Türkiye’de yetişip yurtdışına transfer olan Arda Güler altyapı eksikliğimizi çürütecek örneklerden biri olarak sayılabilir. Ama bir kez daha vurgulamak gerekir ki Türkiye’de yetişip yurtdışına transfer olan futbolcular çok genç gidiyorlar, uzun vadede ne bu büyük takımlara ne getireceklerini şimdiden kestirmek zor. Çekya maçında Türkiye’nin yediği golde Arda Güler’in hatası henüz Real Madrid seviyesinde—bir Kylian Mbappé—olmadığını gösterdi. Yurtdışında oynayan bir başka oyuncu, Samet Akaydın ise önemli olmayan bir lige “dayı” torpiliyle gitti. Demiral’ın oynadığı Arap liginin de paradan çok ciddiye alınır tarafı—şimdilik—yok. Yurtdışındaki “gururlarımız” çok da göğsümüzü kabartmasın. Görünen Türkiye’nin milli takımının bile yurtdışına muhtaç olduğu. Oysa böyle değildi. Şenol Güneş’in teknik direktörlüğünde Dünya Kupası’nda üçüncülüğü kazanan milli takımın hemen hemen bütün oyuncuları Türkiye liginde top koşturuyordu. Aralarında elbette altyapısını gurbette almış oyuncular da vardı ama ağırlık Türkiye’de yetişen, kendi kariyerini Türkiye’de kanıtlamış futbolculardaydı.

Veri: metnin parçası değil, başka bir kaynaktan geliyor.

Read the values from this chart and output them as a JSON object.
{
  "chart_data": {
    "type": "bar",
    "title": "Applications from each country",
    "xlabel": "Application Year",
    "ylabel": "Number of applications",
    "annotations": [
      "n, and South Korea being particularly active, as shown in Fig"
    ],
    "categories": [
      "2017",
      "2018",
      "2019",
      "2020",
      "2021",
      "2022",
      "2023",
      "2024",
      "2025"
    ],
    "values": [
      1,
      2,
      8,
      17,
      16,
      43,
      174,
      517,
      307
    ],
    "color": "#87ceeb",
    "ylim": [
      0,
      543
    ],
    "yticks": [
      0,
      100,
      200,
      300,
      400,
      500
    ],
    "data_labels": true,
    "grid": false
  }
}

Tamam, Türkiye dünya futbolunda o kadar yakından takip edilmiyordu. Ama şartlar aynı olsa bile, bugün o kupada payı olan oyuncuların hiçbiri kendi geleceklerini Türkiye’de görmez, beyin göçü olarak adlandırılan veya hayal kuran birçokları gibi kapağı yurtdışına atmak isterdi.

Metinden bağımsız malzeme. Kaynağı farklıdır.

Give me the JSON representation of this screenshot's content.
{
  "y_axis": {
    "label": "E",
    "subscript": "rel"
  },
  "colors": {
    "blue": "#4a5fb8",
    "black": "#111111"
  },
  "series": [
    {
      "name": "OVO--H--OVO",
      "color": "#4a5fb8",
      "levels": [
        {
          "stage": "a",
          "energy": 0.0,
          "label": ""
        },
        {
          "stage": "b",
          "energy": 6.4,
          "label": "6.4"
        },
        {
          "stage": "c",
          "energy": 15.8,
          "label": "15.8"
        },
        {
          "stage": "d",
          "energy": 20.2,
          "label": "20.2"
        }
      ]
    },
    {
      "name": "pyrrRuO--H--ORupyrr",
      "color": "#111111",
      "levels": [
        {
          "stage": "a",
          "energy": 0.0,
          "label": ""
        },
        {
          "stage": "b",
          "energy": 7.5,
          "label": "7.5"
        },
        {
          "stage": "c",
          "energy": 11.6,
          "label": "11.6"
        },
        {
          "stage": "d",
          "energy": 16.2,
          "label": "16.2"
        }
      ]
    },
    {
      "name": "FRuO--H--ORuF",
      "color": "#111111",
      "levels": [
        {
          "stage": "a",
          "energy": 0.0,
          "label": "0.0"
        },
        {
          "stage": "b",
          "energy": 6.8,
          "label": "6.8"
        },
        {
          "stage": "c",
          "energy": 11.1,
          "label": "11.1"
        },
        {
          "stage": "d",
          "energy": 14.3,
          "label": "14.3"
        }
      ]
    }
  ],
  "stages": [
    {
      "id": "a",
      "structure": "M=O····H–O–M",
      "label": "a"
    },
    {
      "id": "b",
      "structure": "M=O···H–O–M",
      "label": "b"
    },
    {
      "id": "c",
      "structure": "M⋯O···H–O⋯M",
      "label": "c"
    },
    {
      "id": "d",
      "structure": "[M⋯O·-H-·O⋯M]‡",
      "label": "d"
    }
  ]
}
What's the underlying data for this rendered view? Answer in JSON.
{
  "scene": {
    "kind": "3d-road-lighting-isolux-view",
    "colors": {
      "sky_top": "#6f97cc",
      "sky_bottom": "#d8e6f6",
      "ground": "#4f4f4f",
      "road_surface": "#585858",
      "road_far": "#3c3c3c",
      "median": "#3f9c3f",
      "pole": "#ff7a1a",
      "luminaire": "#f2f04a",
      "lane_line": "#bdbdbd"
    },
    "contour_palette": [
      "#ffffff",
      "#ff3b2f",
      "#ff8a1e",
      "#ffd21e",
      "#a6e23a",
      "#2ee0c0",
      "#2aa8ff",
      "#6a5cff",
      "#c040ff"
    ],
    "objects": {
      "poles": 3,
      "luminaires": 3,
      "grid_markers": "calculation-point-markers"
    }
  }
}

Türk futbolcular da birkaç örnek dışında Galatasaray’da, Beşiktaş’ta, Fenerbahçe’de kaldılar çünkü milli takımla birlikte kulüp futbolu da yükseliyordu. Gidenler de gittikleri yerde başarılı oldu. Ama çoğumuzun ülkemize inancı vardı. Futbolcuların da. O yılların Türkiye’nin dünya sahnesinde yükselmeye başladığı, hepimizin yaşam kalitesinin yükseldiği ve demokrasinin yerleşmeye başladığını düşündüğü yıllardı.

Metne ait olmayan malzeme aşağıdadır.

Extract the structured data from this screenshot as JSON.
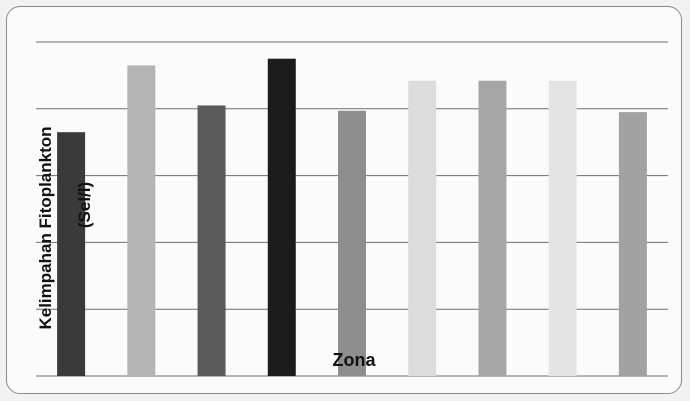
{
  "chart_data": {
    "type": "bar",
    "title": "",
    "xlabel": "Zona",
    "ylabel": "Kelimpahan Fitoplankton",
    "ylabel_unit": "(Sel/l)",
    "categories": [
      "",
      "",
      "",
      "",
      "",
      "",
      "",
      "",
      ""
    ],
    "values": [
      3.65,
      4.65,
      4.05,
      4.75,
      3.97,
      4.42,
      4.42,
      4.42,
      3.95
    ],
    "bar_colors": [
      "#3a3a3a",
      "#b4b4b4",
      "#5a5a5a",
      "#1c1c1c",
      "#8e8e8e",
      "#dcdcdc",
      "#a6a6a6",
      "#e3e3e3",
      "#a2a2a2"
    ],
    "ylim": [
      0,
      5
    ],
    "yticks": [
      0,
      1,
      2,
      3,
      4,
      5
    ],
    "grid": true,
    "legend": "none"
  }
}
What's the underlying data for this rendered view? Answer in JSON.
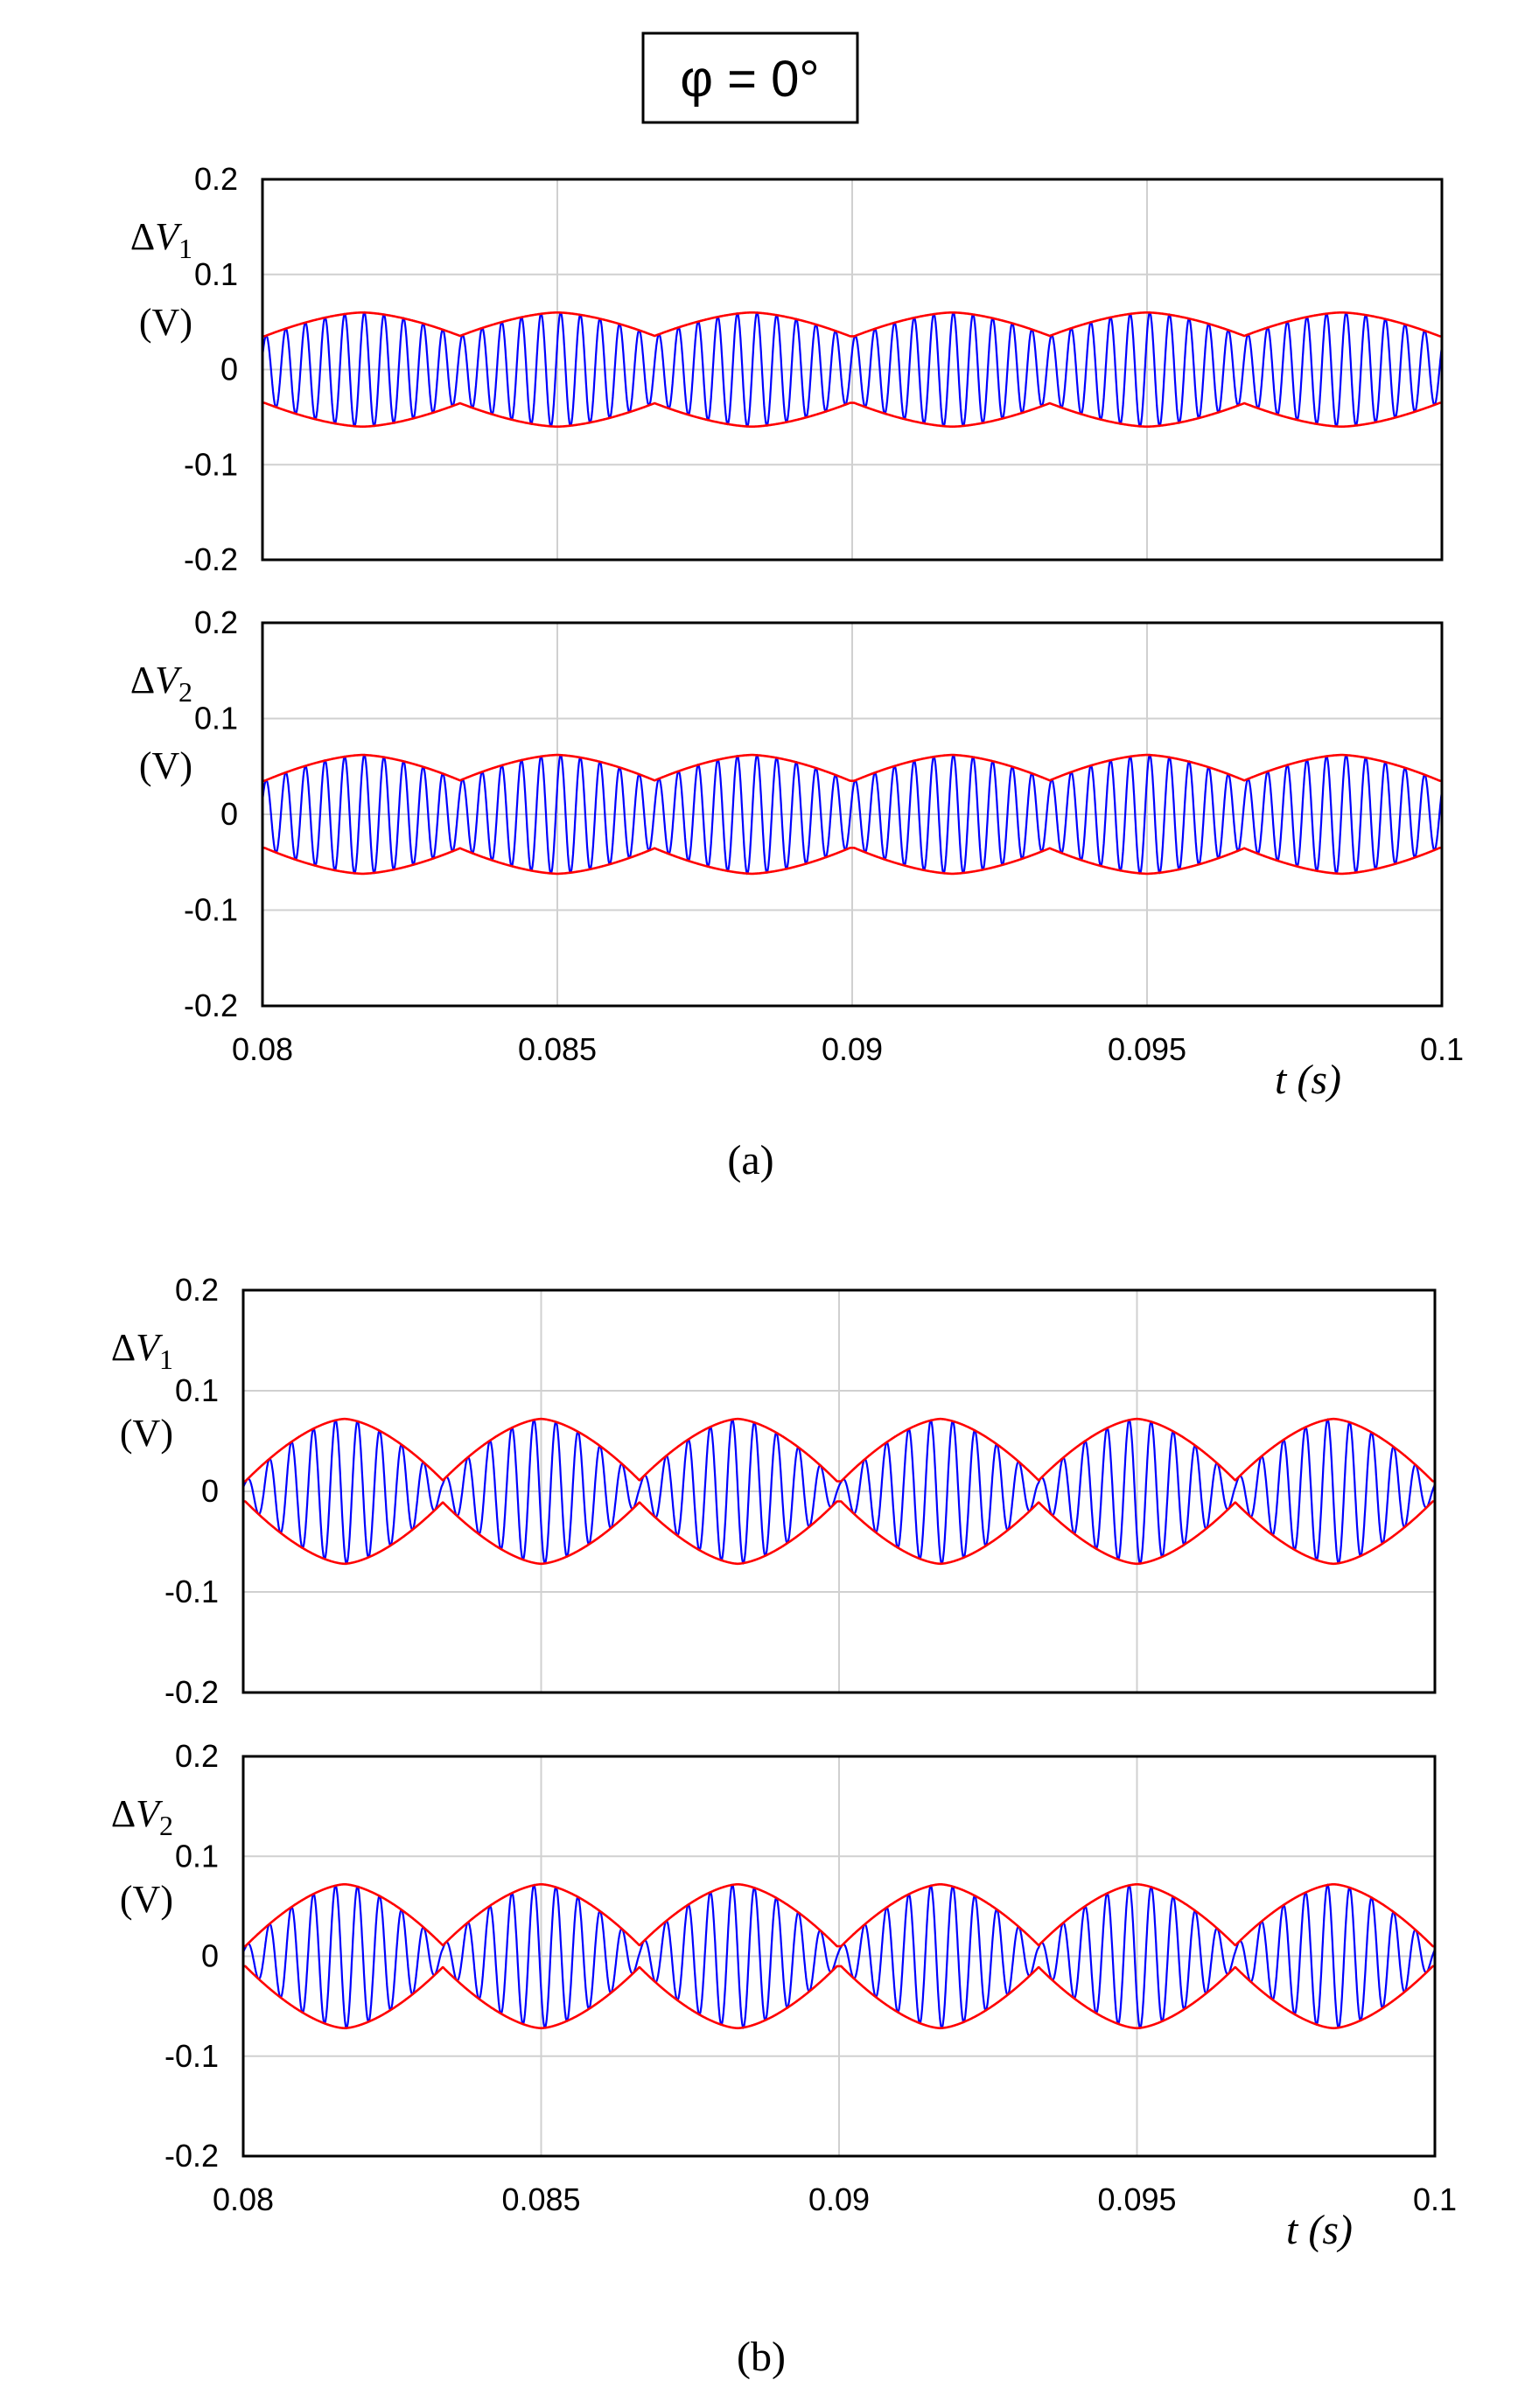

Hiçbir toplumda kurumların performansı diğer etkenlerden bağımsız ölçülemez.Türkiye yabancı hocaya, yurtdışında yetişen futbolcuya muhtaç olup, genç futbolcular daha gözlerini açamadan yurtdışına transfer olmanın hayalini kuradursan. Evinde maç izlediğim dostumun işret ettiği gibi Euro 2024’te Almanya milli takımının kaptanı ve yedek oyuncusu Türk. İşviçre Milli Takımı’nın başında da bir Türk teknik direktör var. Türk Milli Takımı ne kadar Türk diye merak ediyordum, aradığım yanıtın çok daha fazlasını buldum.